Constable has certainly succeeded in capturing the imagination of people, drawing them into the story of the cemetery and bringing them to visit for vigils and acts of remembrance. Nowadays the railings are covered in flowers and ribbons and affectionate messages. And as a result of all this interest, Southwark Council have recognised an imperative to preserve and respect the site with the intention to create a garden of remembrance. I visited out of curiosity for the first time on the night of 23rd November, the anniversary of Constable’s extraordinary vision, and found a group of people gathered at the gates in the dark, led by Constable in rituals of chanting, envisioning and pouring a circle of gin – recalling the primary solace of those buried here.
On paper, it sounds pretty daft and I was puzzled to understand what relationship these individuals could have to those who were buried there in unmarked graves so long ago, the outcast dead. “There are people who take this all literally” admits Constable a week later, and I understood that he had been performing as John Crow at the vigil, which was a piece of living theatre drawing everyone together in a shared imaginative moment of connection.
Looking back, the irreconcilable grief that is present in the story of the Crossbones cemetery unlocks a passion to connect with the past and those who came before us.
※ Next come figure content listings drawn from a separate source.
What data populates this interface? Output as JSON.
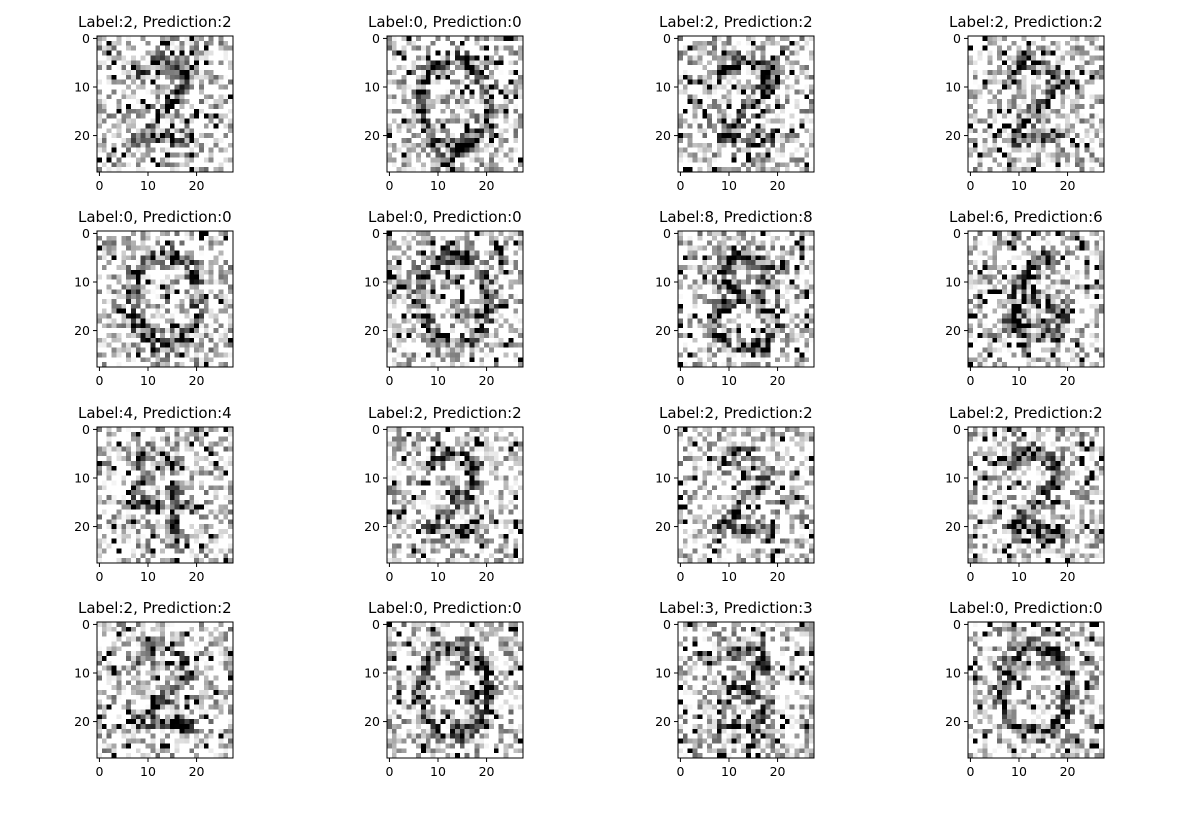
{
  "figure": {
    "background": "#ffffff",
    "cmap": "gray_r"
  },
  "chart_data": [
    {
      "type": "heatmap",
      "title": "Label:2, Prediction:2",
      "label": 2,
      "prediction": 2,
      "xlim": [
        -0.5,
        27.5
      ],
      "ylim": [
        27.5,
        -0.5
      ],
      "xticks": [
        0,
        10,
        20
      ],
      "yticks": [
        0,
        10,
        20
      ],
      "xticklabels": [
        "0",
        "10",
        "20"
      ],
      "yticklabels": [
        "0",
        "10",
        "20"
      ],
      "grid_size": [
        28,
        28
      ],
      "data_note": "noisy handwritten digit"
    },
    {
      "type": "heatmap",
      "title": "Label:0, Prediction:0",
      "label": 0,
      "prediction": 0,
      "xlim": [
        -0.5,
        27.5
      ],
      "ylim": [
        27.5,
        -0.5
      ],
      "xticks": [
        0,
        10,
        20
      ],
      "yticks": [
        0,
        10,
        20
      ],
      "xticklabels": [
        "0",
        "10",
        "20"
      ],
      "yticklabels": [
        "0",
        "10",
        "20"
      ],
      "grid_size": [
        28,
        28
      ]
    },
    {
      "type": "heatmap",
      "title": "Label:2, Prediction:2",
      "label": 2,
      "prediction": 2,
      "xlim": [
        -0.5,
        27.5
      ],
      "ylim": [
        27.5,
        -0.5
      ],
      "xticks": [
        0,
        10,
        20
      ],
      "yticks": [
        0,
        10,
        20
      ],
      "xticklabels": [
        "0",
        "10",
        "20"
      ],
      "yticklabels": [
        "0",
        "10",
        "20"
      ],
      "grid_size": [
        28,
        28
      ]
    },
    {
      "type": "heatmap",
      "title": "Label:2, Prediction:2",
      "label": 2,
      "prediction": 2,
      "xlim": [
        -0.5,
        27.5
      ],
      "ylim": [
        27.5,
        -0.5
      ],
      "xticks": [
        0,
        10,
        20
      ],
      "yticks": [
        0,
        10,
        20
      ],
      "xticklabels": [
        "0",
        "10",
        "20"
      ],
      "yticklabels": [
        "0",
        "10",
        "20"
      ],
      "grid_size": [
        28,
        28
      ]
    },
    {
      "type": "heatmap",
      "title": "Label:0, Prediction:0",
      "label": 0,
      "prediction": 0,
      "xlim": [
        -0.5,
        27.5
      ],
      "ylim": [
        27.5,
        -0.5
      ],
      "xticks": [
        0,
        10,
        20
      ],
      "yticks": [
        0,
        10,
        20
      ],
      "xticklabels": [
        "0",
        "10",
        "20"
      ],
      "yticklabels": [
        "0",
        "10",
        "20"
      ],
      "grid_size": [
        28,
        28
      ]
    },
    {
      "type": "heatmap",
      "title": "Label:0, Prediction:0",
      "label": 0,
      "prediction": 0,
      "xlim": [
        -0.5,
        27.5
      ],
      "ylim": [
        27.5,
        -0.5
      ],
      "xticks": [
        0,
        10,
        20
      ],
      "yticks": [
        0,
        10,
        20
      ],
      "xticklabels": [
        "0",
        "10",
        "20"
      ],
      "yticklabels": [
        "0",
        "10",
        "20"
      ],
      "grid_size": [
        28,
        28
      ]
    },
    {
      "type": "heatmap",
      "title": "Label:8, Prediction:8",
      "label": 8,
      "prediction": 8,
      "xlim": [
        -0.5,
        27.5
      ],
      "ylim": [
        27.5,
        -0.5
      ],
      "xticks": [
        0,
        10,
        20
      ],
      "yticks": [
        0,
        10,
        20
      ],
      "xticklabels": [
        "0",
        "10",
        "20"
      ],
      "yticklabels": [
        "0",
        "10",
        "20"
      ],
      "grid_size": [
        28,
        28
      ]
    },
    {
      "type": "heatmap",
      "title": "Label:6, Prediction:6",
      "label": 6,
      "prediction": 6,
      "xlim": [
        -0.5,
        27.5
      ],
      "ylim": [
        27.5,
        -0.5
      ],
      "xticks": [
        0,
        10,
        20
      ],
      "yticks": [
        0,
        10,
        20
      ],
      "xticklabels": [
        "0",
        "10",
        "20"
      ],
      "yticklabels": [
        "0",
        "10",
        "20"
      ],
      "grid_size": [
        28,
        28
      ]
    },
    {
      "type": "heatmap",
      "title": "Label:4, Prediction:4",
      "label": 4,
      "prediction": 4,
      "xlim": [
        -0.5,
        27.5
      ],
      "ylim": [
        27.5,
        -0.5
      ],
      "xticks": [
        0,
        10,
        20
      ],
      "yticks": [
        0,
        10,
        20
      ],
      "xticklabels": [
        "0",
        "10",
        "20"
      ],
      "yticklabels": [
        "0",
        "10",
        "20"
      ],
      "grid_size": [
        28,
        28
      ]
    },
    {
      "type": "heatmap",
      "title": "Label:2, Prediction:2",
      "label": 2,
      "prediction": 2,
      "xlim": [
        -0.5,
        27.5
      ],
      "ylim": [
        27.5,
        -0.5
      ],
      "xticks": [
        0,
        10,
        20
      ],
      "yticks": [
        0,
        10,
        20
      ],
      "xticklabels": [
        "0",
        "10",
        "20"
      ],
      "yticklabels": [
        "0",
        "10",
        "20"
      ],
      "grid_size": [
        28,
        28
      ]
    },
    {
      "type": "heatmap",
      "title": "Label:2, Prediction:2",
      "label": 2,
      "prediction": 2,
      "xlim": [
        -0.5,
        27.5
      ],
      "ylim": [
        27.5,
        -0.5
      ],
      "xticks": [
        0,
        10,
        20
      ],
      "yticks": [
        0,
        10,
        20
      ],
      "xticklabels": [
        "0",
        "10",
        "20"
      ],
      "yticklabels": [
        "0",
        "10",
        "20"
      ],
      "grid_size": [
        28,
        28
      ]
    },
    {
      "type": "heatmap",
      "title": "Label:2, Prediction:2",
      "label": 2,
      "prediction": 2,
      "xlim": [
        -0.5,
        27.5
      ],
      "ylim": [
        27.5,
        -0.5
      ],
      "xticks": [
        0,
        10,
        20
      ],
      "yticks": [
        0,
        10,
        20
      ],
      "xticklabels": [
        "0",
        "10",
        "20"
      ],
      "yticklabels": [
        "0",
        "10",
        "20"
      ],
      "grid_size": [
        28,
        28
      ]
    },
    {
      "type": "heatmap",
      "title": "Label:2, Prediction:2",
      "label": 2,
      "prediction": 2,
      "xlim": [
        -0.5,
        27.5
      ],
      "ylim": [
        27.5,
        -0.5
      ],
      "xticks": [
        0,
        10,
        20
      ],
      "yticks": [
        0,
        10,
        20
      ],
      "xticklabels": [
        "0",
        "10",
        "20"
      ],
      "yticklabels": [
        "0",
        "10",
        "20"
      ],
      "grid_size": [
        28,
        28
      ]
    },
    {
      "type": "heatmap",
      "title": "Label:0, Prediction:0",
      "label": 0,
      "prediction": 0,
      "xlim": [
        -0.5,
        27.5
      ],
      "ylim": [
        27.5,
        -0.5
      ],
      "xticks": [
        0,
        10,
        20
      ],
      "yticks": [
        0,
        10,
        20
      ],
      "xticklabels": [
        "0",
        "10",
        "20"
      ],
      "yticklabels": [
        "0",
        "10",
        "20"
      ],
      "grid_size": [
        28,
        28
      ]
    },
    {
      "type": "heatmap",
      "title": "Label:3, Prediction:3",
      "label": 3,
      "prediction": 3,
      "xlim": [
        -0.5,
        27.5
      ],
      "ylim": [
        27.5,
        -0.5
      ],
      "xticks": [
        0,
        10,
        20
      ],
      "yticks": [
        0,
        10,
        20
      ],
      "xticklabels": [
        "0",
        "10",
        "20"
      ],
      "yticklabels": [
        "0",
        "10",
        "20"
      ],
      "grid_size": [
        28,
        28
      ]
    },
    {
      "type": "heatmap",
      "title": "Label:0, Prediction:0",
      "label": 0,
      "prediction": 0,
      "xlim": [
        -0.5,
        27.5
      ],
      "ylim": [
        27.5,
        -0.5
      ],
      "xticks": [
        0,
        10,
        20
      ],
      "yticks": [
        0,
        10,
        20
      ],
      "xticklabels": [
        "0",
        "10",
        "20"
      ],
      "yticklabels": [
        "0",
        "10",
        "20"
      ],
      "grid_size": [
        28,
        28
      ]
    }
  ]
}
Looking forward, the site and the community initiatives to protect it create a inspiring context for people to connect today. Among the relentless redevelopment of Southwark, the Crossbones cemetery proposes a quiet place to meet, recall those who have been forgotten and to recognise our common humanity.



Thanks for the sympathetic report on our work at Crossbones. Please visit our website http://www.crossbones.org.uk for more on the history of the outcasts’ burial ground and the shrine at the red gates, regular updates on the vigils at the gates on the 23rd of each month and other Goose and Crow events, and our campaign to create a Garden of Remembrance on the site: http://www.gopetition.co.uk/online/21659.html
JC
I visited the Cross Bones Graveyard on Saturday with my daughter, we both found it moving, sad and strangely atmospheric.
I came across your site having watched ‘History Cold Case’ on BBC2.
I was amazed as I had no idea this burial ground exsisted.
How much more lays beneath our feet that we no nothing about!
I am hoping to go an visit in the near future as I consider local history very important.
Great site an thank you to all who have put it together.